I told him three. ‘Myself, one of my crew and a girl.’

He nodded as though that was what he had expected.

‘Be outside the Castello Nuovo at midnight where the road conies up from the docks. You cannot mistake it. There is a bridge over the road. A truck will come up from the docks. It will be a five-ton Fiat. I shall be on it. Don’t worry if it is a little late. We shall have flour to load. You will know the truck because the driver will switch his headlights on and off three times as he comes up the hill. If all goes well the ship will be yours again the following night. You must be prepared to sail as soon as she has been liberated.’ His lips twisted on the word ‘liberated’ into a sardonic smile. ‘Is it agreed?’

When I nodded, he got to his feet. ‘Arrivedela, Signore.’ And that was how it was fixed. I didn’t know his name, what he was or who he was. Just a drink in a cafe and everything had been arranged without my lifting a finger. I was left with a feeling of astonishment. I was not accustomed to the underground organization of foreign ports.

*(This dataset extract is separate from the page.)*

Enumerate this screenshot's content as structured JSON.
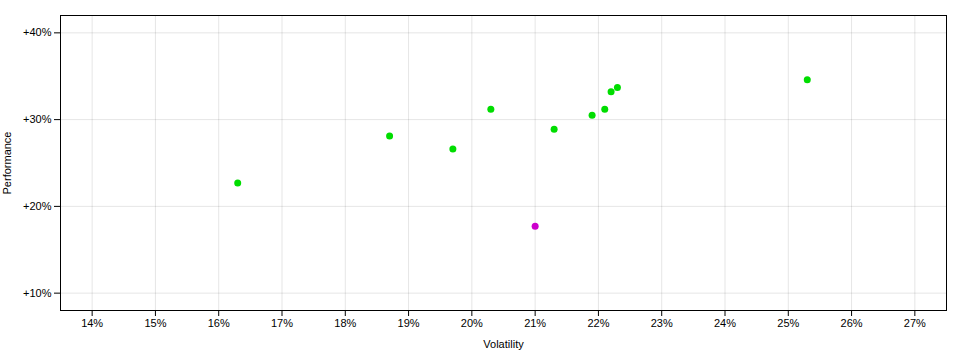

When I told Boyd the plan, his reaction was the same, ‘I don’t get it,’ he said. ‘This bloke Del Ricci pinches our ship. There’s another bloke around the joint who hates his guts. An’ just because we can tell ‘im where this Del Ricci is, he’s prepared to act as Santa Claus an’ get the bleedin’ ship back for us.’ His small leathery face was puckered with bewilderment as he shook his head and said, ‘Stands ter reason a bloke’d want payment for a thing like that, especially in this God-forsaken country. But there ain’t no point in our worrying about it like, is there? I mean, we ain’t got nothink to lose.’